Determining the effects of increasing the number of boosting iterations on AdaBoost’s accuracy and specificity.
# Setting hyperparameters
iter_values <- 50 # Number of iterations
# Training the AdaBoost model with tuned parameters
tuned_ada_model <- ada(y ~ ., data = train_data, iter = iter_values)
# Making predictions
tuned_ada_predictions <- predict(tuned_ada_model, test_data, type = "response")
# Evaluating the model
tuned_ada_results <- confusionMatrix(as.factor(tuned_ada_predictions), as.factor(test_data$y))
print(tuned_ada_results)## Confusion Matrix and Statistics
##
## Reference
## Prediction no yes
## no 7426 686
## yes 208 318
##
## Accuracy : 0.8965
## 95% CI : (0.8899, 0.9029)
## No Information Rate : 0.8838
## P-Value [Acc > NIR] : 9.476e-05
##
## Kappa : 0.3649
##
## Mcnemar's Test P-Value : < 2.2e-16
##
## Sensitivity : 0.9728
## Specificity : 0.3167
## Pos Pred Value : 0.9154
## Neg Pred Value : 0.6046
## Prevalence : 0.8838
## Detection Rate : 0.8597
## Detection Prevalence : 0.9391
## Balanced Accuracy : 0.6447
##
## 'Positive' Class : no
##
The accuracy remained almost unchanged at 0.8965, indicating that additional iterations did not significantly improve performance.Kappa showed a slight decrease to 0.3649, suggesting that the model’s agreement beyond chance is stable but not improved by more iterations.
I’ll create a chart visualizing the accuracy from each experiment for better comparative analysis.
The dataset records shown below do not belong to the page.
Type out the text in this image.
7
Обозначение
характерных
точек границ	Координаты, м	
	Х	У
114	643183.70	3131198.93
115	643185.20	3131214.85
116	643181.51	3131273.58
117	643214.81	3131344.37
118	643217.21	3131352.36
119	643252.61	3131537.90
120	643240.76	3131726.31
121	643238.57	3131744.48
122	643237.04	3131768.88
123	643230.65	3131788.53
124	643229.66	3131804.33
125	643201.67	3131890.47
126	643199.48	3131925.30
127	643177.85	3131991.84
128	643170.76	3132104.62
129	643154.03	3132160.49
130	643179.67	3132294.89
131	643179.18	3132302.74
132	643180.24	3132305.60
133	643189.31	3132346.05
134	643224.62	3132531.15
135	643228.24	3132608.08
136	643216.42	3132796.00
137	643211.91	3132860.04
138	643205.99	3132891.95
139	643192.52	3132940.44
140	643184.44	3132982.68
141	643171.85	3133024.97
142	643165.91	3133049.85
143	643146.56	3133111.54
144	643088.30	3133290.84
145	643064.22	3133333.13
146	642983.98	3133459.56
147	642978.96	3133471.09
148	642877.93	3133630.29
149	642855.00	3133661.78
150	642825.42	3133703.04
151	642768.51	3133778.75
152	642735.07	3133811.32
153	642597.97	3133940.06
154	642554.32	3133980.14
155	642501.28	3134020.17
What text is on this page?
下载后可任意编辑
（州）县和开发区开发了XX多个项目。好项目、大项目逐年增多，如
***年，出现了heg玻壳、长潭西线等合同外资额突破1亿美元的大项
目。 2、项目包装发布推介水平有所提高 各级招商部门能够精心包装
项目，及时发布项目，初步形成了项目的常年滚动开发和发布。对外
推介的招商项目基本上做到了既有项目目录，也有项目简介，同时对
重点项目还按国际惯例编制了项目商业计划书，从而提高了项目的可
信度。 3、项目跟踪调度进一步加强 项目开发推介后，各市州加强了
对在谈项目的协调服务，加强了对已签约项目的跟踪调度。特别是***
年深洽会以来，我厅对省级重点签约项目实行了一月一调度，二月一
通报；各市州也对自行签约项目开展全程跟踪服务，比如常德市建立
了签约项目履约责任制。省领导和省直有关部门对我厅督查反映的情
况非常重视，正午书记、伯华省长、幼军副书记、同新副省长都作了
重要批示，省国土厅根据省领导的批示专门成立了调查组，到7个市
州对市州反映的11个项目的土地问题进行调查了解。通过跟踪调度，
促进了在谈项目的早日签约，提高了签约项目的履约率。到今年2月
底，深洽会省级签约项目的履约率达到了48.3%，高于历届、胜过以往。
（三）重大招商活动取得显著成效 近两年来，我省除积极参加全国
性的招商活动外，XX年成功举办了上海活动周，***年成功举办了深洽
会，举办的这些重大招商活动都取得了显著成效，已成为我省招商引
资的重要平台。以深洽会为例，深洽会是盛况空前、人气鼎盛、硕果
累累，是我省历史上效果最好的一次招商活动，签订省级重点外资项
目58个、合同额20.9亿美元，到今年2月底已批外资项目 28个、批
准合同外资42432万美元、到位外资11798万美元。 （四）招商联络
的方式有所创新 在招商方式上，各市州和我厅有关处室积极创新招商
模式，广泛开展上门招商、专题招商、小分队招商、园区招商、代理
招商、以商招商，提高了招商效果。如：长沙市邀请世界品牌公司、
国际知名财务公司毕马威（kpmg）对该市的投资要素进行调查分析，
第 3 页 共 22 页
# Sample data for visualization
results <- data.frame(
Algorithm = c("Decision Tree", "Decision Tree", "Random Forest", "Random Forest", "AdaBoost", "AdaBoost"),
Experiment = c("Baseline", "Tuned", "Baseline", "Tuned", "Baseline", "Tuned"),
Accuracy = c(0.8255, 0.8903, 0.8992, 0.8977, 0.8966, 0.8965)
)
# Plotting the results
library(ggplot2)
ggplot(results, aes(x = Experiment, y = Accuracy, fill = Algorithm)) +
geom_bar(stat = "identity", position = position_dodge()) +
ggtitle("Accuracy Across Different Experiments") +
xlab("Experiment Type") +
ylab("Accuracy") +
theme_minimal()Decision Tree shows a significant increase in accuracy when tuned. The baseline accuracy is the lowest among the three algorithms. Random Forest exhibits high accuracy in both baseline and tuned experiments, with only a slight decrease in the tuned setup. This suggests that Random Forest is robust to overfitting, given its ensemble nature, and performs well even without extensive tuning. AdaBoost maintains the highest accuracy across both experiments, slightly dropping in the tuned scenario. This minor decrease could imply that the baseline parameters were already near optimal, and further tuning did not yield significant benefits. Random Forest and AdaBoost show high robustness, evidenced by their consistent performance across different settings. They are less sensitive to overfitting, making them reliable for various applications.